The 1st portion I explained is about “making” of the registry. For a dissertation, he could describe how a certain registry is built according to past research, certain theoretical frameworks, variable choices, stakeholders analysis, and so on, all of which are probably found in computer engineering literature as well.
The 2nd type is about “analysis,” where he could use a bit of advanced, edgy analytic methods on the data so that they give some new values to the world of registry. Back in Japan, we used Baysian statistics and propensity-score analyses, in addition to good old multi-variate logistic regression. The reviewer could positively accept such a PhD work if the analyses are new with added-values.

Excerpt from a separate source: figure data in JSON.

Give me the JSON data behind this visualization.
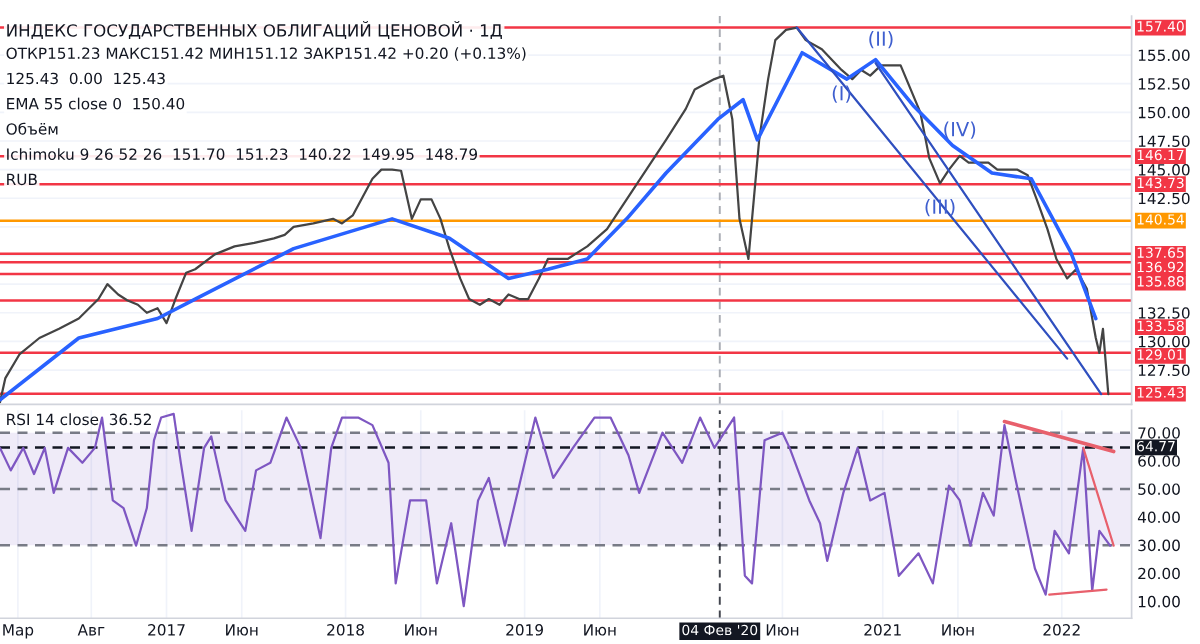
{
  "chart_data": [
    {
      "type": "line",
      "title": "ИНДЕКС ГОСУДАРСТВЕННЫХ ОБЛИГАЦИЙ ЦЕНОВОЙ · 1Д",
      "annotations": [
        "ОТКР151.23 МАКС151.42 МИН151.12 ЗАКР151.42 +0.20 (+0.13%)",
        "125.43  0.00  125.43",
        "EMA 55 close 0  150.40",
        "Объём",
        "Ichimoku 9 26 52 26  151.70  151.23  140.22  149.95  148.79",
        "RUB",
        {
          "text": "(I)",
          "x": 2020.77,
          "y": 153.7
        },
        {
          "text": "(II)",
          "x": 2020.99,
          "y": 154.1
        },
        {
          "text": "(III)",
          "x": 2021.32,
          "y": 143.8
        },
        {
          "text": "(IV)",
          "x": 2021.43,
          "y": 146.2
        }
      ],
      "series": [
        {
          "color": "#444444",
          "x": [
            2016.07,
            2016.1,
            2016.18,
            2016.29,
            2016.4,
            2016.51,
            2016.62,
            2016.67,
            2016.73,
            2016.78,
            2016.84,
            2016.89,
            2016.95,
            2017.0,
            2017.05,
            2017.11,
            2017.16,
            2017.27,
            2017.38,
            2017.49,
            2017.6,
            2017.66,
            2017.71,
            2017.82,
            2017.93,
            2017.98,
            2018.04,
            2018.15,
            2018.2,
            2018.26,
            2018.31,
            2018.37,
            2018.42,
            2018.48,
            2018.53,
            2018.58,
            2018.64,
            2018.69,
            2018.75,
            2018.8,
            2018.86,
            2018.91,
            2018.97,
            2019.02,
            2019.08,
            2019.13,
            2019.24,
            2019.35,
            2019.46,
            2019.57,
            2019.68,
            2019.79,
            2019.9,
            2019.95,
            2020.06,
            2020.11,
            2020.16,
            2020.2,
            2020.25,
            2020.28,
            2020.31,
            2020.36,
            2020.4,
            2020.46,
            2020.52,
            2020.57,
            2020.66,
            2020.77,
            2020.83,
            2020.88,
            2020.93,
            2020.99,
            2021.1,
            2021.21,
            2021.26,
            2021.32,
            2021.37,
            2021.43,
            2021.48,
            2021.59,
            2021.64,
            2021.75,
            2021.81,
            2021.86,
            2021.92,
            2021.97,
            2022.03,
            2022.08,
            2022.14,
            2022.19,
            2022.21,
            2022.23,
            2022.26
          ],
          "values": [
            124.7,
            126.8,
            128.9,
            130.3,
            131.1,
            132.0,
            133.7,
            135.0,
            134.1,
            133.6,
            133.2,
            132.5,
            132.9,
            131.6,
            133.7,
            136.0,
            136.3,
            137.6,
            138.3,
            138.6,
            139.0,
            139.3,
            140.0,
            140.3,
            140.7,
            140.3,
            141.0,
            144.2,
            145.0,
            145.0,
            144.9,
            140.7,
            142.4,
            142.4,
            140.7,
            138.1,
            135.5,
            133.7,
            133.2,
            133.7,
            133.2,
            134.1,
            133.7,
            133.7,
            135.5,
            137.2,
            137.2,
            138.3,
            139.8,
            142.4,
            145.0,
            147.6,
            150.3,
            152.0,
            152.9,
            153.2,
            149.4,
            140.7,
            137.2,
            142.4,
            147.6,
            152.9,
            156.3,
            157.2,
            157.4,
            156.3,
            155.5,
            153.7,
            152.9,
            153.7,
            153.2,
            154.1,
            154.1,
            150.0,
            146.0,
            143.8,
            145.0,
            146.2,
            145.6,
            145.6,
            145.0,
            145.0,
            144.5,
            142.4,
            139.8,
            137.2,
            135.5,
            136.3,
            134.6,
            130.3,
            129.0,
            131.1,
            125.4
          ]
        },
        {
          "color": "#2962ff",
          "x": [
            2016.07,
            2016.51,
            2016.95,
            2017.16,
            2017.71,
            2018.26,
            2018.58,
            2018.91,
            2019.13,
            2019.35,
            2019.57,
            2019.79,
            2020.08,
            2020.22,
            2020.3,
            2020.55,
            2020.8,
            2020.96,
            2021.17,
            2021.39,
            2021.61,
            2021.83,
            2022.05,
            2022.19
          ],
          "values": [
            124.9,
            130.3,
            132.0,
            133.7,
            138.1,
            140.7,
            139.0,
            135.5,
            136.3,
            137.2,
            140.7,
            144.7,
            149.4,
            151.1,
            147.6,
            155.2,
            152.9,
            154.6,
            150.6,
            147.1,
            144.7,
            144.2,
            137.8,
            132.0
          ]
        },
        {
          "color": "#2f4fbf",
          "x": [
            2020.52,
            2022.03
          ],
          "values": [
            157.4,
            128.5
          ]
        },
        {
          "color": "#2f4fbf",
          "x": [
            2020.96,
            2022.22
          ],
          "values": [
            154.3,
            125.4
          ]
        }
      ],
      "xlim": [
        2016.07,
        2022.39
      ],
      "ylim": [
        124.5,
        158.4
      ],
      "yticks": [
        {
          "value": 127.5,
          "label": "127.50"
        },
        {
          "value": 130,
          "label": "130.00"
        },
        {
          "value": 132.5,
          "label": "132.50"
        },
        {
          "value": 135,
          "label": null
        },
        {
          "value": 137.5,
          "label": null
        },
        {
          "value": 140,
          "label": null
        },
        {
          "value": 142.5,
          "label": "142.50"
        },
        {
          "value": 145,
          "label": "145.00"
        },
        {
          "value": 147.5,
          "label": "147.50"
        },
        {
          "value": 150,
          "label": "150.00"
        },
        {
          "value": 152.5,
          "label": "152.50"
        },
        {
          "value": 155,
          "label": "155.00"
        }
      ],
      "ref_lines": [
        {
          "axis": "x",
          "value": 2020.09,
          "label": null,
          "color": "#9598a1",
          "line_style": "dashed"
        },
        {
          "axis": "y",
          "value": 157.4,
          "label": "157.40",
          "color": "#f23645"
        },
        {
          "axis": "y",
          "value": 146.17,
          "label": "146.17",
          "color": "#f23645"
        },
        {
          "axis": "y",
          "value": 143.73,
          "label": "143.73",
          "color": "#f23645"
        },
        {
          "axis": "y",
          "value": 140.54,
          "label": "140.54",
          "color": "#ff9800"
        },
        {
          "axis": "y",
          "value": 137.65,
          "label": "137.65",
          "color": "#f23645"
        },
        {
          "axis": "y",
          "value": 136.92,
          "label": "136.92",
          "color": "#f23645"
        },
        {
          "axis": "y",
          "value": 135.88,
          "label": "135.88",
          "color": "#f23645"
        },
        {
          "axis": "y",
          "value": 133.58,
          "label": "133.58",
          "color": "#f23645"
        },
        {
          "axis": "y",
          "value": 129.01,
          "label": "129.01",
          "color": "#f23645"
        },
        {
          "axis": "y",
          "value": 125.43,
          "label": "125.43",
          "color": "#f23645"
        }
      ],
      "grid": true,
      "tick_labels": "y"
    },
    {
      "type": "line",
      "annotations": [
        "RSI 14 close  36.52"
      ],
      "series": [
        {
          "color": "#7e57c2",
          "x": [
            2016.07,
            2016.13,
            2016.2,
            2016.26,
            2016.32,
            2016.37,
            2016.45,
            2016.53,
            2016.6,
            2016.64,
            2016.7,
            2016.76,
            2016.83,
            2016.89,
            2016.93,
            2016.97,
            2017.04,
            2017.08,
            2017.14,
            2017.21,
            2017.25,
            2017.33,
            2017.44,
            2017.5,
            2017.58,
            2017.67,
            2017.75,
            2017.86,
            2017.92,
            2017.98,
            2018.07,
            2018.15,
            2018.24,
            2018.28,
            2018.36,
            2018.45,
            2018.51,
            2018.59,
            2018.66,
            2018.74,
            2018.8,
            2018.89,
            2018.97,
            2019.06,
            2019.16,
            2019.27,
            2019.39,
            2019.48,
            2019.58,
            2019.64,
            2019.77,
            2019.88,
            2019.98,
            2020.06,
            2020.17,
            2020.23,
            2020.27,
            2020.34,
            2020.44,
            2020.48,
            2020.59,
            2020.65,
            2020.69,
            2020.78,
            2020.86,
            2020.93,
            2021.01,
            2021.09,
            2021.2,
            2021.28,
            2021.37,
            2021.43,
            2021.49,
            2021.56,
            2021.62,
            2021.68,
            2021.74,
            2021.85,
            2021.91,
            2021.96,
            2022.04,
            2022.12,
            2022.17,
            2022.21,
            2022.27
          ],
          "values": [
            64.6,
            56.6,
            64.6,
            55.3,
            64.6,
            48.6,
            64.6,
            59.3,
            64.6,
            75.4,
            45.9,
            43.2,
            29.8,
            43.2,
            67.3,
            75.4,
            76.7,
            59.3,
            35.1,
            64.6,
            68.7,
            45.9,
            35.1,
            56.6,
            59.3,
            75.4,
            64.6,
            32.5,
            64.6,
            75.4,
            75.4,
            72.7,
            59.3,
            16.4,
            45.9,
            45.9,
            16.4,
            37.8,
            8.3,
            45.9,
            53.9,
            29.8,
            51.2,
            75.4,
            53.9,
            64.6,
            75.4,
            75.4,
            62.0,
            48.6,
            70,
            59.3,
            75.4,
            64.6,
            75.4,
            19.1,
            16.4,
            67.3,
            70,
            64.6,
            45.9,
            37.8,
            24.4,
            48.6,
            64.6,
            45.9,
            48.6,
            19.1,
            27.1,
            16.4,
            51.2,
            45.9,
            29.8,
            48.6,
            40.5,
            72.7,
            53.9,
            21.7,
            12.4,
            35.1,
            27.1,
            64.6,
            13.7,
            35.1,
            29.8
          ]
        },
        {
          "color": "#e8606c",
          "x": [
            2021.68,
            2022.29
          ],
          "values": [
            74.0,
            63.3
          ]
        },
        {
          "color": "#e8606c",
          "x": [
            2022.12,
            2022.29
          ],
          "values": [
            64.6,
            29.8
          ]
        },
        {
          "color": "#e8606c",
          "x": [
            2021.93,
            2022.25
          ],
          "values": [
            12.4,
            14.2
          ]
        }
      ],
      "xlim": [
        2016.07,
        2022.39
      ],
      "ylim": [
        4,
        78
      ],
      "xticks": [
        {
          "value": 2016.17,
          "label": "Мар"
        },
        {
          "value": 2016.58,
          "label": "Авг"
        },
        {
          "value": 2017,
          "label": "2017"
        },
        {
          "value": 2017.42,
          "label": "Июн"
        },
        {
          "value": 2018,
          "label": "2018"
        },
        {
          "value": 2018.42,
          "label": "Июн"
        },
        {
          "value": 2019,
          "label": "2019"
        },
        {
          "value": 2019.42,
          "label": "Июн"
        },
        {
          "value": 2020.44,
          "label": "Июн"
        },
        {
          "value": 2021,
          "label": "2021"
        },
        {
          "value": 2021.42,
          "label": "Июн"
        },
        {
          "value": 2022,
          "label": "2022"
        }
      ],
      "yticks": [
        {
          "value": 10,
          "label": "10.00"
        },
        {
          "value": 20,
          "label": "20.00"
        },
        {
          "value": 30,
          "label": "30.00"
        },
        {
          "value": 40,
          "label": "40.00"
        },
        {
          "value": 50,
          "label": "50.00"
        },
        {
          "value": 60,
          "label": "60.00"
        },
        {
          "value": 70,
          "label": "70.00"
        }
      ],
      "bands": [
        {
          "axis": "y",
          "from": 30,
          "to": 70,
          "color": "#7e57c2"
        }
      ],
      "ref_lines": [
        {
          "axis": "y",
          "value": 70,
          "label": null,
          "color": "#787b86",
          "line_style": "dashed"
        },
        {
          "axis": "y",
          "value": 50,
          "label": null,
          "color": "#787b86",
          "line_style": "dashed"
        },
        {
          "axis": "y",
          "value": 30,
          "label": null,
          "color": "#787b86",
          "line_style": "dashed"
        },
        {
          "axis": "y",
          "value": 64.77,
          "label": "64.77",
          "color": "#131722",
          "line_style": "dashed"
        },
        {
          "axis": "x",
          "value": 2020.09,
          "label": "04 Фев '20",
          "color": "#131722",
          "line_style": "dashed"
        }
      ],
      "grid": "x"
    }
  ]
}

The 3rd perspective is about “bigdata” itself, where he could add new values as the data is so big with more than 200 or 300 variables in each case so that he could combine certain ones and produce new discoveries that few researchers have done before. That’s the power of bigdata, man. As one, I co-authored a paper where we collected a fairly good number of patients with quite rare, difficult operative procedures (hepatopancreatoduodenectomy) so it had a good explanation power.
The PhD student will take several weeks ahead, to tackle on the papers I’ve sent and dig more into references to think over if he could come up with a good dissertation topic or two. Then he might be my first grad student to supervise. Let’s see.